# normalizing predictor by another predictor

I'm fitting a linear model with outcome $Y$. I have measurements for variables $X_1$ and $X_2$.

1. I hypothesize that $X_1$ and $Y$ are linearly related. I want to know the slope and significance of this relationship.
2. I know from world knowledge that $X_1$ and $X_2$ are related.

Specifically, regardless of whether the hypothesis in (1) is true or not, I expect that there is a relationship in the underlying generative model such that $X_1$ is a multiple of $X_2$. There's also noise during this process, but it's not clear whether (a) the multiplier itself is noisy, or (b) $X_1$ is a fixed multiple of $X_2$, and then some noise is added.

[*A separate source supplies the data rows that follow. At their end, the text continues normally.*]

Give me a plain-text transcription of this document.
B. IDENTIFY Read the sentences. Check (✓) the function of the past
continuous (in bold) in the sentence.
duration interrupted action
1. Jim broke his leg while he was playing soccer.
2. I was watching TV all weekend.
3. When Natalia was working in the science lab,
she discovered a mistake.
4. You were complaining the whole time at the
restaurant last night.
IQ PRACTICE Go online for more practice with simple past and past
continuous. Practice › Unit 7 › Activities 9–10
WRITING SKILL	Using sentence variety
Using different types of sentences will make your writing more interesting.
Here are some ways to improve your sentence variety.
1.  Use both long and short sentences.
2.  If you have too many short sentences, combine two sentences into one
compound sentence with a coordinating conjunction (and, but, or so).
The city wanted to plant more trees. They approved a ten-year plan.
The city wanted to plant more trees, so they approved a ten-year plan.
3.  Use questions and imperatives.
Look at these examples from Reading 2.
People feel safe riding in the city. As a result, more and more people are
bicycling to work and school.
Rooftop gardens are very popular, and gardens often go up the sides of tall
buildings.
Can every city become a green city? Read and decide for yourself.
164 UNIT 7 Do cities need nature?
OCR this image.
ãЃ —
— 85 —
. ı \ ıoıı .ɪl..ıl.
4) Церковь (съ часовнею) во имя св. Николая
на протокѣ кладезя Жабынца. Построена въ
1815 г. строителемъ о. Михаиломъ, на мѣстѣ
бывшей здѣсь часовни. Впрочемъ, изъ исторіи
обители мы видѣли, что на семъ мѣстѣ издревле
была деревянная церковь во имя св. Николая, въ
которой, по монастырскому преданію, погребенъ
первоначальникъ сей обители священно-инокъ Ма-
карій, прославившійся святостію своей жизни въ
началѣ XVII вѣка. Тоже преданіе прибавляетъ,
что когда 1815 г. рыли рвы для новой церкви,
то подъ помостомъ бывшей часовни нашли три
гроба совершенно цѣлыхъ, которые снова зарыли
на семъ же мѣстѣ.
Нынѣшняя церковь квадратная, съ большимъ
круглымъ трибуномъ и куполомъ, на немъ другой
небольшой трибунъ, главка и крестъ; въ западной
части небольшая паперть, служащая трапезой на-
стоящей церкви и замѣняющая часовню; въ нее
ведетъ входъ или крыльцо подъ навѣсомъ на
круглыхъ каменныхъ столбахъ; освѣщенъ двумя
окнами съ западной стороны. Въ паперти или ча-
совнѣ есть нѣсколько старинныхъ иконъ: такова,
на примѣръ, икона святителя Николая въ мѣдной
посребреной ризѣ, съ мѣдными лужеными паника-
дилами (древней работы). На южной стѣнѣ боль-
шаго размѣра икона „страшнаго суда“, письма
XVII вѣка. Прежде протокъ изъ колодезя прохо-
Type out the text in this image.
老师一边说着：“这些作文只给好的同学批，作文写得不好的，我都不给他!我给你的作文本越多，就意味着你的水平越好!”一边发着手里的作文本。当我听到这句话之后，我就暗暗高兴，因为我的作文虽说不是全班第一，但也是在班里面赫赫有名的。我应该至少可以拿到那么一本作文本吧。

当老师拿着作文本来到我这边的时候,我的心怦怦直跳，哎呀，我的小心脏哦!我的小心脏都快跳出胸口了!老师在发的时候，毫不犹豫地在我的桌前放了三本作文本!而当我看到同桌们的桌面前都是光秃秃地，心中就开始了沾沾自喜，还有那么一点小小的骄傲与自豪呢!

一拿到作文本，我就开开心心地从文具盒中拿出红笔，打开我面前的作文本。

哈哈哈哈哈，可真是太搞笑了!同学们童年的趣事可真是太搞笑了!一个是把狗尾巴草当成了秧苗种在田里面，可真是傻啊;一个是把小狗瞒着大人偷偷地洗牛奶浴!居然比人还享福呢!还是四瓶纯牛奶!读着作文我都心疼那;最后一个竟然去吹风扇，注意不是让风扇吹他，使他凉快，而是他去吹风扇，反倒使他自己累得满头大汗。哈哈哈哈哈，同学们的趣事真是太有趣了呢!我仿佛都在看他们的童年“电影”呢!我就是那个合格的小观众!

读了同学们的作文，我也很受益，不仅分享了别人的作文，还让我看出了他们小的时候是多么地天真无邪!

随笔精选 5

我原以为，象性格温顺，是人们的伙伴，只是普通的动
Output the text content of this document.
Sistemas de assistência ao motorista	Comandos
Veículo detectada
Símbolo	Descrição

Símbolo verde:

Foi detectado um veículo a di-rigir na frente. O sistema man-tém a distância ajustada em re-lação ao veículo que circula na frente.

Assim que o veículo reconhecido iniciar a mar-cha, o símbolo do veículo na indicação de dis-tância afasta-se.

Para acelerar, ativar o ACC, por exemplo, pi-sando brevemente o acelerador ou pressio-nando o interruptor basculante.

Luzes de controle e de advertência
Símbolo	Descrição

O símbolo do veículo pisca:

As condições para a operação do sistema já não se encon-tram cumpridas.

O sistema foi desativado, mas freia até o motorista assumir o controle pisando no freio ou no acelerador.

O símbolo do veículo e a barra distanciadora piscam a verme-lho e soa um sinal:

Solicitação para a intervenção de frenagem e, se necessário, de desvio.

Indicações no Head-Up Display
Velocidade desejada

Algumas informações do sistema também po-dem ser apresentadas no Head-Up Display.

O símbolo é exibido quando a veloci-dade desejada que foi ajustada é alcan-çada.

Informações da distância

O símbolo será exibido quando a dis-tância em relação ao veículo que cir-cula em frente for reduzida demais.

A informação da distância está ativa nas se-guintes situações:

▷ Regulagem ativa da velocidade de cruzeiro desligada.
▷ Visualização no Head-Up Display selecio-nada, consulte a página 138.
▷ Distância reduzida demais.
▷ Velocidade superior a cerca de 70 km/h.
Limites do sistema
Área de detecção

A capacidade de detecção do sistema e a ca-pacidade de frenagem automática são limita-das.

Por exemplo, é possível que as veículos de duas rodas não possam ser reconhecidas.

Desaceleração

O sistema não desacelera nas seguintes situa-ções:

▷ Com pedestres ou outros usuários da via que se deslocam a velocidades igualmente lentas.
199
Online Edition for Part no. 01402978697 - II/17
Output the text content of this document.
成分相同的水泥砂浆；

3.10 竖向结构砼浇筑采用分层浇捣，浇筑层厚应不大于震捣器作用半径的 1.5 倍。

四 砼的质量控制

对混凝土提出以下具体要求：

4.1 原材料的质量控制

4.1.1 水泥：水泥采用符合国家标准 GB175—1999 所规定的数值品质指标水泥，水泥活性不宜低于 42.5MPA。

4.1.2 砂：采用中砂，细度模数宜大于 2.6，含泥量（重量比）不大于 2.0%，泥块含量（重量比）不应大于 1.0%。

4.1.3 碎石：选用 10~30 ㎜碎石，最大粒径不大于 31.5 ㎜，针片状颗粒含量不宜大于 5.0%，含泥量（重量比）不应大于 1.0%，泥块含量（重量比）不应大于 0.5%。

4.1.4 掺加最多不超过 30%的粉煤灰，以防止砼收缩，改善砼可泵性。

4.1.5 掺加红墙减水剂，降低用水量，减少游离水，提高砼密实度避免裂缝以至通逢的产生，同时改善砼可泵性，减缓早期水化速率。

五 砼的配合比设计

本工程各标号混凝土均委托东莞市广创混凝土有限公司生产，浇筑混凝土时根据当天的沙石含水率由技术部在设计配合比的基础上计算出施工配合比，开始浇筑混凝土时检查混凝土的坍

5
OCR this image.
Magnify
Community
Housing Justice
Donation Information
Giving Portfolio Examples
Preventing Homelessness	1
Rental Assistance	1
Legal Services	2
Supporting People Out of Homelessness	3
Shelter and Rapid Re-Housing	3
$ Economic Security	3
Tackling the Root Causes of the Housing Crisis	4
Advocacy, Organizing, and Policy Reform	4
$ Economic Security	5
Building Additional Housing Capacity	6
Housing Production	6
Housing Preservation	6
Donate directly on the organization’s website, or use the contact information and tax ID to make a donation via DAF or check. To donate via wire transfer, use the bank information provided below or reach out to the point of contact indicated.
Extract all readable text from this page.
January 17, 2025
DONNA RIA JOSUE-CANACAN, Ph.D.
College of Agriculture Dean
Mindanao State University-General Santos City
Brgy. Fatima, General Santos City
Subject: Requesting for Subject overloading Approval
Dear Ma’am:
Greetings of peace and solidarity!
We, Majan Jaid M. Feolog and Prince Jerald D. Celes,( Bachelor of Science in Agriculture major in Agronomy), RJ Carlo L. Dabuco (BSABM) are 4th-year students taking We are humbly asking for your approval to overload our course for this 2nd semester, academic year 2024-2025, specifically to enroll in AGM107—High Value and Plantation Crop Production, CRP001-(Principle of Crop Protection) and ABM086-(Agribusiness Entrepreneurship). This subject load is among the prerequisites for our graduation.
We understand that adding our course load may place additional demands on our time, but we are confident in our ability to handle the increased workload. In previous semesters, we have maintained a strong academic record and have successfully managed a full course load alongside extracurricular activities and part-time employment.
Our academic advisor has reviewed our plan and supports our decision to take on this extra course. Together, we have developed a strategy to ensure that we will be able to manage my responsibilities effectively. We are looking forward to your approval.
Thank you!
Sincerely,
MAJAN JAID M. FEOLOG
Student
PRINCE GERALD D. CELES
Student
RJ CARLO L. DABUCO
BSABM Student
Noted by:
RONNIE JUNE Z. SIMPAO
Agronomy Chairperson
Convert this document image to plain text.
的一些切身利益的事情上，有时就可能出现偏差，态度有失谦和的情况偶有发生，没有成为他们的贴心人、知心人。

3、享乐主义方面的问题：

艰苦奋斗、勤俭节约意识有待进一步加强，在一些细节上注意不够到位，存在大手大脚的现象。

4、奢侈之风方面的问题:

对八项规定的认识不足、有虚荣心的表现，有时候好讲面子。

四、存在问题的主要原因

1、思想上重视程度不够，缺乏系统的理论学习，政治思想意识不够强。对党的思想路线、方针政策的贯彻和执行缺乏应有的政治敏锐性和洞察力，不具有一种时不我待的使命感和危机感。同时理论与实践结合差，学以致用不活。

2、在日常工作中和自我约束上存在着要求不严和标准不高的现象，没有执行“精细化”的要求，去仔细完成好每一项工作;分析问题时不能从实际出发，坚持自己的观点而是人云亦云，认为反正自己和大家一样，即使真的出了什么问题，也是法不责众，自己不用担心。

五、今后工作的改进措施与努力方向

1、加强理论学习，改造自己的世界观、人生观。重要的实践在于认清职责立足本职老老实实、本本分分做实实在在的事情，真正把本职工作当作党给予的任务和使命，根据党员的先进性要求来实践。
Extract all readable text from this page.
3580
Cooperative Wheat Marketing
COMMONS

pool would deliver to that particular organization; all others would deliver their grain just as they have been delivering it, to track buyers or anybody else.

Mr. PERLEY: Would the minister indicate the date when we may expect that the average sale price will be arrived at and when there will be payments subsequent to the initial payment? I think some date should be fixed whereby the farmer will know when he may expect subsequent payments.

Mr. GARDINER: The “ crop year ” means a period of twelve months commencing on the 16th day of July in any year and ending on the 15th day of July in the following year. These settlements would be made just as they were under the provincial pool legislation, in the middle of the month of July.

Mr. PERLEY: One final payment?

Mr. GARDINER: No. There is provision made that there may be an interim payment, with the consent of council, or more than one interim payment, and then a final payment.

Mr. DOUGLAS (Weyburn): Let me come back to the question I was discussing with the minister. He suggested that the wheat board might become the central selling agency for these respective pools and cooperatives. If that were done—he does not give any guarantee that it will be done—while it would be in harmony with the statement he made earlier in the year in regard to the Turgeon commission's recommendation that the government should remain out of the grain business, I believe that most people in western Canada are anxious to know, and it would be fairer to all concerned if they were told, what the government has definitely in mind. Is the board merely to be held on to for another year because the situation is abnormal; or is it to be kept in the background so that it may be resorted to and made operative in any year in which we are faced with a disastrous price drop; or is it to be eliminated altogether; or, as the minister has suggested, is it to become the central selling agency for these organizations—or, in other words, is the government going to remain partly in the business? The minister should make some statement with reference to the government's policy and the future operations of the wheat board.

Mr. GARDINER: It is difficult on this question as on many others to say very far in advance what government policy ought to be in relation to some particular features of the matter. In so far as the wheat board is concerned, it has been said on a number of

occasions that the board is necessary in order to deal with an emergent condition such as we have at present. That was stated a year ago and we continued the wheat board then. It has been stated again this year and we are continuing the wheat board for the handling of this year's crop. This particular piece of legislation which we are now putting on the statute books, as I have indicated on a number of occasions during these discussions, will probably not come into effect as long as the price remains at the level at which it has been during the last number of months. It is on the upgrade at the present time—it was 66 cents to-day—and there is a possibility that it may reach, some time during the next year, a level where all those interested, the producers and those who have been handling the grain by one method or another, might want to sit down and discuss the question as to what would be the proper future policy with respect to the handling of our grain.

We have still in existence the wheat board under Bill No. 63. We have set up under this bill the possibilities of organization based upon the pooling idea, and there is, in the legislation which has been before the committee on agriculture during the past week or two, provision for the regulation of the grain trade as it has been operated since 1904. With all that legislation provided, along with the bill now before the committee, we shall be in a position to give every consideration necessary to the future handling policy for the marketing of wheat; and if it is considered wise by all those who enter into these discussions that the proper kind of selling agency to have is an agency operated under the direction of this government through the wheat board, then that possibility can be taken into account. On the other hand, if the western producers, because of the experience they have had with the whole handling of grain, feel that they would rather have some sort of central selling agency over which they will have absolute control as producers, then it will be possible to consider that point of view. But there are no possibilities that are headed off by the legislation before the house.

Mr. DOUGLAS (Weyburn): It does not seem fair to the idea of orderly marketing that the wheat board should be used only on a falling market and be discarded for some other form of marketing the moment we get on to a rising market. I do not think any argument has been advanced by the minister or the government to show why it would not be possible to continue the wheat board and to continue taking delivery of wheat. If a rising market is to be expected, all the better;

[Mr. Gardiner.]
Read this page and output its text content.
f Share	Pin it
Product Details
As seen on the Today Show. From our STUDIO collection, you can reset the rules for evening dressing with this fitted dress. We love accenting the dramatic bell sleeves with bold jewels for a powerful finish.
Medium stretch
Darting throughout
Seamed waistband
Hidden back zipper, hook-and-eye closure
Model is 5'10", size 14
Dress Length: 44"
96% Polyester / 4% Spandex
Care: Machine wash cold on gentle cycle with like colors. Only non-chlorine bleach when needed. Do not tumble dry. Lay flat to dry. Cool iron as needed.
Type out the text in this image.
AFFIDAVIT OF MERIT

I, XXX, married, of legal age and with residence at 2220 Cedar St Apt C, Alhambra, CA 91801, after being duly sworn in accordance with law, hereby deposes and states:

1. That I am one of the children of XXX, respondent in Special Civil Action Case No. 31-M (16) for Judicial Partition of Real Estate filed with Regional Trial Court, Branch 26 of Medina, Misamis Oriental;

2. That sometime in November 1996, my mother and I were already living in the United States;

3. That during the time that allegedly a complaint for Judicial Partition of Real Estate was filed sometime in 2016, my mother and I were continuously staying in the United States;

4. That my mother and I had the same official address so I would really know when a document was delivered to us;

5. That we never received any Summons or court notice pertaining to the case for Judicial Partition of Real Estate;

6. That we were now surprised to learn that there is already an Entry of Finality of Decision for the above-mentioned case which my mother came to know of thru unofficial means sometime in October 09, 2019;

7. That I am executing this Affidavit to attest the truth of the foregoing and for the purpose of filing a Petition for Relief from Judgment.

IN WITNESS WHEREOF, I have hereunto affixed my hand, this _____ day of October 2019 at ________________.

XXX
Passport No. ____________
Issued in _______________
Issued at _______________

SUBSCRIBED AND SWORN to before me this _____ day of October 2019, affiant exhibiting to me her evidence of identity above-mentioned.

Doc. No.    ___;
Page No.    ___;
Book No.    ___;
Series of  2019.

1. From world knowledge, I don't expect $X_2$ and $Y$ to be related except via $X_1$. It's theoretically possible for $X_2$ and $Y$ to have an independent relationship, but it doesn't matter to me either way.

How should I fit this model so that I get the best estimate for $Y \sim X_1$? Should I divide $X_1$ by $X_2$ before entering it into the model? Should I include Z as a covariate ($Y \sim X_1 + X_2$ possibly with an interaction)?

I'm willing to do something more complicated to infer the estimate if necessary, but I'd like to keep it simple if possible since the actual model predicting $Y$ is mixed-effects and includes a number of other predictors that I have independent hypotheses about.